This is an open-source Spark package about two Fuzzy k Nearest Neighbors classifier based on Apache Spark. We take advantage of its in-memory operations to simultaneously classify big amounts of unseen cases against a big training dataset. It consists of two stages: class membership degree and classification. The class membership degree stage changes the class label to class membership degree vector. Two approaches are proposed to address this stage: Local Hybrid Spill Tree FkNN (LHS_FkNN) and Global Approximate Hybrid Spill Tree FkNN (GAHS-FkNN). LHS_FkNN follows a local approach, which calculates membership independently on each partition. GAHS-FkNN has a global approach based on Hybrid Spill Tree, considering all data from the training set. The classification stage is common to both models and is based on Hybrid Spill Tree.
[Reference]
The following software have to get installed:
- Scala. Version 2.11
- Spark. Version 2.3.2
- Maven. Version 3.5.2
- JVM. Java Virtual Machine. Version 1.8.0 because Scala run over it.
- Download source code: It is host on GitHub. To get the sources and compile them we will need the next git instruction.
git clone https://github.com/JMailloH/HS_FkNN.git
- Build jar file: Once we have the sources, we generate the .jar file of the project by the next maven instruction.
mvn package -Dmaven.test.skip=true.
Another alternative is download by spark-package at https://spark-packages.org/package/JMailloH/HS_FkNN
The execution of this software can be considered as 3 independent parts: local membership (LHS-Memb), global membership (GAHS-Memb) and classification. For more details see the example execution in the file runHS_FkNN.scala.
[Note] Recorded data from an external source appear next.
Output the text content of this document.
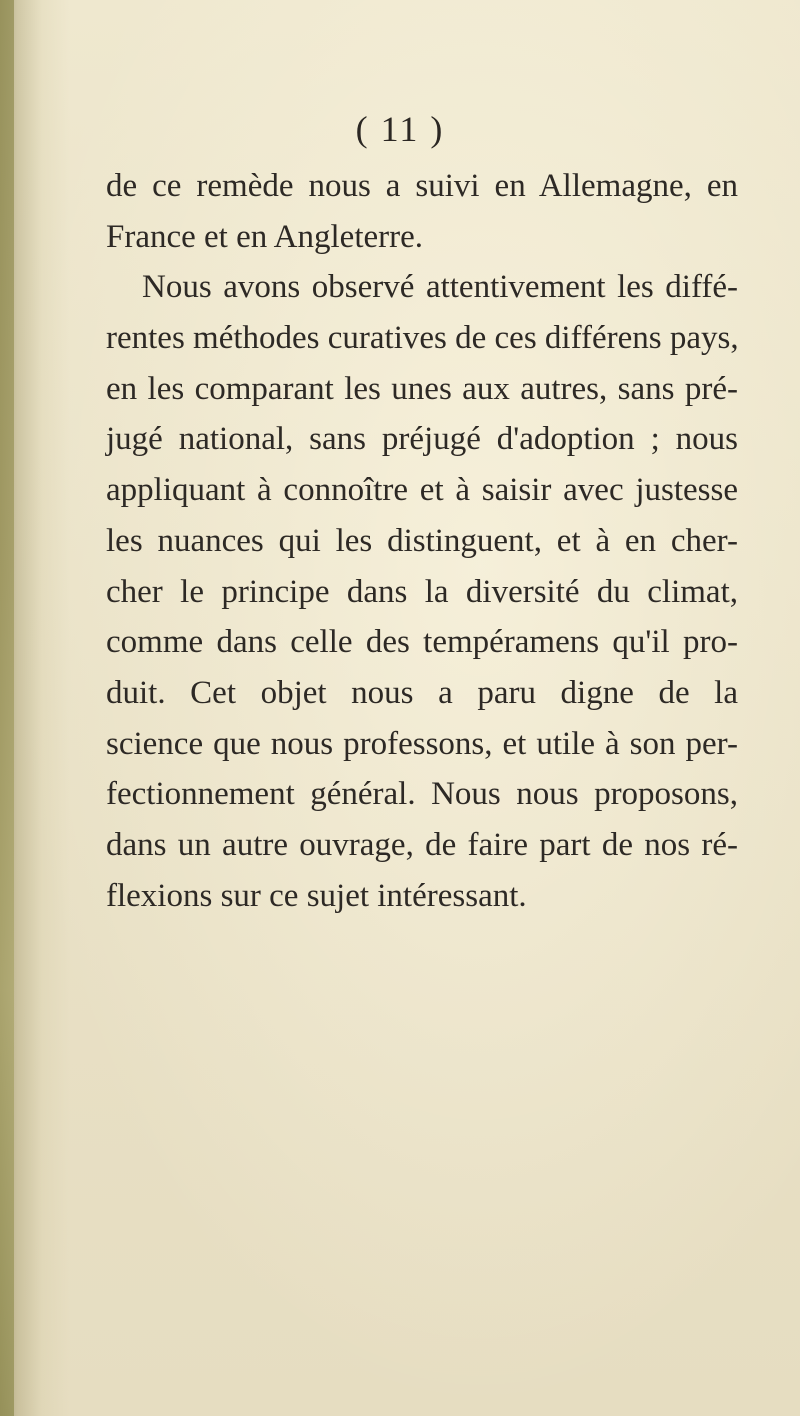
( 11 )
de ce remède nous a suivi en Allemagne, en
France et en Angleterre.
Nous avons observé attentivement les diffé-
rentes méthodes curatives de ces différens pays,
en les comparant les unes aux autres, sans pré-
jugé national, sans préjugé d'adoption ; nous
appliquant à connoître et à saisir avec justesse
les nuances qui les distinguent, et à en cher-
cher le principe dans la diversité du climat,
comme dans celle des tempéramens qu'il pro-
duit. Cet objet nous a paru digne de la
science que nous professons, et utile à son per-
fectionnement général. Nous nous proposons,
dans un autre ouvrage, de faire part de nos ré-
flexions sur ce sujet intéressant.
The run.sh file contains an example call for each algorithm. A generic sample of run could be:
/opt/spark-2.3.2/bin/spark-submit --master "URL" --class org.apache.spark.run.runHS_FkNN ./target/HS_FkNN-1.0.jar "path-to-header" "path-to-train" "path-to-test" "number-of-neighbors" "number-of-maps" "stage" "path-to-output"
--class org.apache.spark.run.runHS_FkNN ./target/HS_FkNN-1.0.jar
Determine the jar file to be run."path-to-header"
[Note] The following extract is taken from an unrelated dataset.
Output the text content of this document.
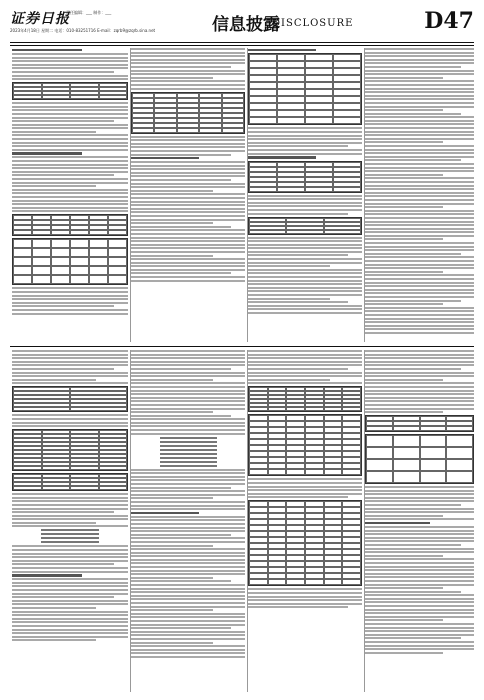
证券日报
责任编辑：___ 制作：___
2023年4月18日 星期二 电话：010-83251716 E-mail：zqrb9@zqrb.sina.net	信息披露
DISCLOSURE	D47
Path from HDFS to header."path-to-train"
Path from HDFS to training set."path-to-test"
Path from HDFS to test set."number-of-neighbors"
Number of neighbors. The value of k."number-of-maps"
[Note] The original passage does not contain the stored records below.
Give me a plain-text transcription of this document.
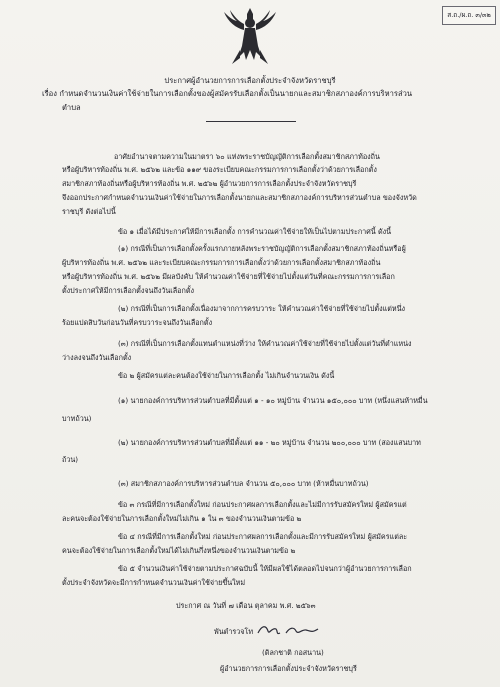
ส.ถ./ผ.ถ. ๓/๓๒
ประกาศผู้อำนวยการการเลือกตั้งประจำจังหวัดราชบุรี
เรื่อง กำหนดจำนวนเงินค่าใช้จ่ายในการเลือกตั้งของผู้สมัครรับเลือกตั้งเป็นนายกและสมาชิกสภาองค์การบริหารส่วน
ตำบล
อาศัยอำนาจตามความในมาตรา ๖๐ แห่งพระราชบัญญัติการเลือกตั้งสมาชิกสภาท้องถิ่น
หรือผู้บริหารท้องถิ่น พ.ศ. ๒๕๖๒ และข้อ ๑๑๙ ของระเบียบคณะกรรมการการเลือกตั้งว่าด้วยการเลือกตั้ง
สมาชิกสภาท้องถิ่นหรือผู้บริหารท้องถิ่น พ.ศ. ๒๕๖๒ ผู้อำนวยการการเลือกตั้งประจำจังหวัดราชบุรี
จึงออกประกาศกำหนดจำนวนเงินค่าใช้จ่ายในการเลือกตั้งนายกและสมาชิกสภาองค์การบริหารส่วนตำบล ของจังหวัด
ราชบุรี ดังต่อไปนี้
ข้อ ๑ เมื่อได้มีประกาศให้มีการเลือกตั้ง การคำนวณค่าใช้จ่ายให้เป็นไปตามประกาศนี้ ดังนี้
(๑) กรณีที่เป็นการเลือกตั้งครั้งแรกภายหลังพระราชบัญญัติการเลือกตั้งสมาชิกสภาท้องถิ่นหรือผู้
ผู้บริหารท้องถิ่น พ.ศ. ๒๕๖๒ และระเบียบคณะกรรมการการเลือกตั้งว่าด้วยการเลือกตั้งสมาชิกสภาท้องถิ่น
หรือผู้บริหารท้องถิ่น พ.ศ. ๒๕๖๒ มีผลบังคับ ให้คำนวณค่าใช้จ่ายที่ใช้จ่ายไปตั้งแต่วันที่คณะกรรมการการเลือก
ตั้งประกาศให้มีการเลือกตั้งจนถึงวันเลือกตั้ง
(๒) กรณีที่เป็นการเลือกตั้งเนื่องมาจากการครบวาระ ให้คำนวณค่าใช้จ่ายที่ใช้จ่ายไปตั้งแต่หนึ่ง
ร้อยแปดสิบวันก่อนวันที่ครบวาระจนถึงวันเลือกตั้ง
(๓) กรณีที่เป็นการเลือกตั้งแทนตำแหน่งที่ว่าง ให้คำนวณค่าใช้จ่ายที่ใช้จ่ายไปตั้งแต่วันที่ตำแหน่ง
ว่างลงจนถึงวันเลือกตั้ง
ข้อ ๒ ผู้สมัครแต่ละคนต้องใช้จ่ายในการเลือกตั้ง ไม่เกินจำนวนเงิน ดังนี้
(๑) นายกองค์การบริหารส่วนตำบลที่มีตั้งแต่ ๑ - ๑๐ หมู่บ้าน จำนวน ๑๕๐,๐๐๐ บาท (หนึ่งแสนห้าหมื่น
บาทถ้วน)
(๒) นายกองค์การบริหารส่วนตำบลที่มีตั้งแต่ ๑๑ - ๒๐ หมู่บ้าน จำนวน ๒๐๐,๐๐๐ บาท (สองแสนบาท
ถ้วน)
(๓) สมาชิกสภาองค์การบริหารส่วนตำบล จำนวน ๕๐,๐๐๐ บาท (ห้าหมื่นบาทถ้วน)
ข้อ ๓ กรณีที่มีการเลือกตั้งใหม่ ก่อนประกาศผลการเลือกตั้งและไม่มีการรับสมัครใหม่ ผู้สมัครแต่
ละคนจะต้องใช้จ่ายในการเลือกตั้งใหม่ไม่เกิน ๑ ใน ๓ ของจำนวนเงินตามข้อ ๒
ข้อ ๔ กรณีที่มีการเลือกตั้งใหม่ ก่อนประกาศผลการเลือกตั้งและมีการรับสมัครใหม่ ผู้สมัครแต่ละ
คนจะต้องใช้จ่ายในการเลือกตั้งใหม่ได้ไม่เกินกึ่งหนึ่งของจำนวนเงินตามข้อ ๒
ข้อ ๕ จำนวนเงินค่าใช้จ่ายตามประกาศฉบับนี้ ให้มีผลใช้ได้ตลอดไปจนกว่าผู้อำนวยการการเลือก
ตั้งประจำจังหวัดจะมีการกำหนดจำนวนเงินค่าใช้จ่ายขึ้นใหม่
ประกาศ ณ วันที่ ๗ เดือน ตุลาคม พ.ศ. ๒๕๖๓
พันตำรวจโท
(ดิลกชาติ กอสนาน)
ผู้อำนวยการการเลือกตั้งประจำจังหวัดราชบุรี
Number of map tasks."stage"
Select the stage to be executed: GAHS-FkNN or LHS-FkNN or classification"path-to-output"
Path from HDFS to the output.
The output is different in the membership or classification stage. The membership stage writes the Fuzzy Training Set to HDFS in the same directory as the Training Set. It also writes the runtime in the directory specified at "path-to-output" parameter. The classification stage returns the runtime, accuracy, and AUC in the directory specified at "path-to-output" parameter.